Lámbrica, una 'citania' de la Edad del Hierro que llegó a tener más de dos mil habitantes, no está sola. A su alrededor existen vestigios que hablan de la riqueza minera de esa comarca, de los medios de vida de aquellas gentes e, incluso, de las inquietudes artísticas en aquellas épocas, que parten de tradiciones de la Edad del Bronce y que se diluirán tras la dominación romana.


Una 'ciudad' tan grande tuvo, necesariamente, que poseer un territorio acorde, con un radio que llegaría a varios quilómetros. De este territorio obtendrían los habitantes de Lámbrica los recursos, ya fuesen mineros, ganaderos o agrícolas, que consumían, transformaban o transmitían.


Sólo así puede ser explicada la magnitud de esta gran 'citania', de "A Cidade", cuyo solar servirá, tras la cristianización, para el aproveitamento comunal de pastos, maleza, madera y leyendas de dos humildes parroquias gallegas: San Cibrao das Las y San Xoán de Ourantes.

F. González Iglesias    

  

 



El castro de San Cibrao das Las, posiblemente el más caro de Galicia, no es todavía BIEN DE INTERÉS CULTURAL. Tampoco hay evidencias de que pueda llegar a serlo en un breve plazo de tiempo.

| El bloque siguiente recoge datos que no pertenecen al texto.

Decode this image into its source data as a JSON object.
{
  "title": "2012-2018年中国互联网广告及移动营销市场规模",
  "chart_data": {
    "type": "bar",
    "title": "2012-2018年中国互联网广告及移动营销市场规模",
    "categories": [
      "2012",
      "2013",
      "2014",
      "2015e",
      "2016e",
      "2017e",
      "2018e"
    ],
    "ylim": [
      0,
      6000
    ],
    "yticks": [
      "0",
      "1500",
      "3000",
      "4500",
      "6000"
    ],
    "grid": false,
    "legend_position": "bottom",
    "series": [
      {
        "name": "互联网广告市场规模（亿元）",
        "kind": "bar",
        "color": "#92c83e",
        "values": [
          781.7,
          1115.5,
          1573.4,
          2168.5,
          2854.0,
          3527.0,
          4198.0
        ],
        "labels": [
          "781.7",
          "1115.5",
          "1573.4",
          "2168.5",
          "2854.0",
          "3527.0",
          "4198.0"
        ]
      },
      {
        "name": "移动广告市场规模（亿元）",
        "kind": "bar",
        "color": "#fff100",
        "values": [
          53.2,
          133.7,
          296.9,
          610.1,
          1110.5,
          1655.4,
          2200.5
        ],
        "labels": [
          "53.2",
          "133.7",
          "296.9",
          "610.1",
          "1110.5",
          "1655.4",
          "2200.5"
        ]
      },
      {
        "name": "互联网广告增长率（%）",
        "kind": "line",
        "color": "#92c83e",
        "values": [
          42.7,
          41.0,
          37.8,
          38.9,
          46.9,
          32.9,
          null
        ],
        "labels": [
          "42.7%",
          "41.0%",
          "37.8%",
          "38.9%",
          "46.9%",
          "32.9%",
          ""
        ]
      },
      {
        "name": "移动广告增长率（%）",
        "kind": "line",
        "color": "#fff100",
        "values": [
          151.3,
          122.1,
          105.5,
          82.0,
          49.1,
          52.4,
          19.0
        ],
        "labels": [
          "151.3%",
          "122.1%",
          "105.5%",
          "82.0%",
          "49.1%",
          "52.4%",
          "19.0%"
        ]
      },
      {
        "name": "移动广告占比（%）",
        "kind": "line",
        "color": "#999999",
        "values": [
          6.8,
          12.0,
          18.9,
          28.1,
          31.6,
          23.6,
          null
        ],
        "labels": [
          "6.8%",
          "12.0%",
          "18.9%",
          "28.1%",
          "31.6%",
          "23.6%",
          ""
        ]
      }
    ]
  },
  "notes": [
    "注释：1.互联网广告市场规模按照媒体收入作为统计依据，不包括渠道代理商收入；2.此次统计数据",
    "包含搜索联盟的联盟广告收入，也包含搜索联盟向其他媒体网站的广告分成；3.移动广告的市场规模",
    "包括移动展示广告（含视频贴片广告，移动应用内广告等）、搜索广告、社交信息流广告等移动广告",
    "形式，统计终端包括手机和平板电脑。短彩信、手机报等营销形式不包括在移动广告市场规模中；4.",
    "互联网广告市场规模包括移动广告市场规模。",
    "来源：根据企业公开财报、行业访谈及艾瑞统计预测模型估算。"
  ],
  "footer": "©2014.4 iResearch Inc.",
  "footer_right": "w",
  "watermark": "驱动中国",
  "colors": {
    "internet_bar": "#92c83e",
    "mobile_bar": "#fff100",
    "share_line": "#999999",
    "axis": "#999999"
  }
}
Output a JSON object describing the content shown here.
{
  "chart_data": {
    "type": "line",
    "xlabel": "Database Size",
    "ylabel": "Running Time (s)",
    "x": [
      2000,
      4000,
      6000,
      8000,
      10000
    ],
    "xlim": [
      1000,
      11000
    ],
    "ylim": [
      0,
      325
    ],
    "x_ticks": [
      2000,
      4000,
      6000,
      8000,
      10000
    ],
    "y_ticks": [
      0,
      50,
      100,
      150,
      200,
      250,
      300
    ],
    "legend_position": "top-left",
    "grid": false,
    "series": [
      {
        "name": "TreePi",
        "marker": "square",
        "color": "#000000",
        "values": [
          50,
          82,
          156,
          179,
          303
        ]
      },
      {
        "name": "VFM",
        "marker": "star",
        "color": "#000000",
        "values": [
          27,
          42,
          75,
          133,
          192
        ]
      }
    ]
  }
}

La urbanización para la construcción del edificio "de interpretación" se hizo en el entorno del castro, prácticamente encima de una estación paleolítica y al lado de otra de grabados rupestres.


Los gastos del edificio, las excavaciones y la musealización de los escasos fondos que han quedado en el yacimiento suponen una considerable sangría de dinero público, con clara vocación hacia intereses privados y con una muy pobre repercusión social y cultural.


Es obligatorio el pago previo para visitar el museo, pero no se exponen todas las piezas encontradas en el castro. Muchas de ellas yacen en el olvido en la ciudad de Ourense. De otras ni se sabe su paradero. Los nuevos hallazgos no se publicitan debidamente y no existe ningún catálogo, ni en papel ni en red, de los importantes hallazgos arqueológicos que se producen en cada excavación.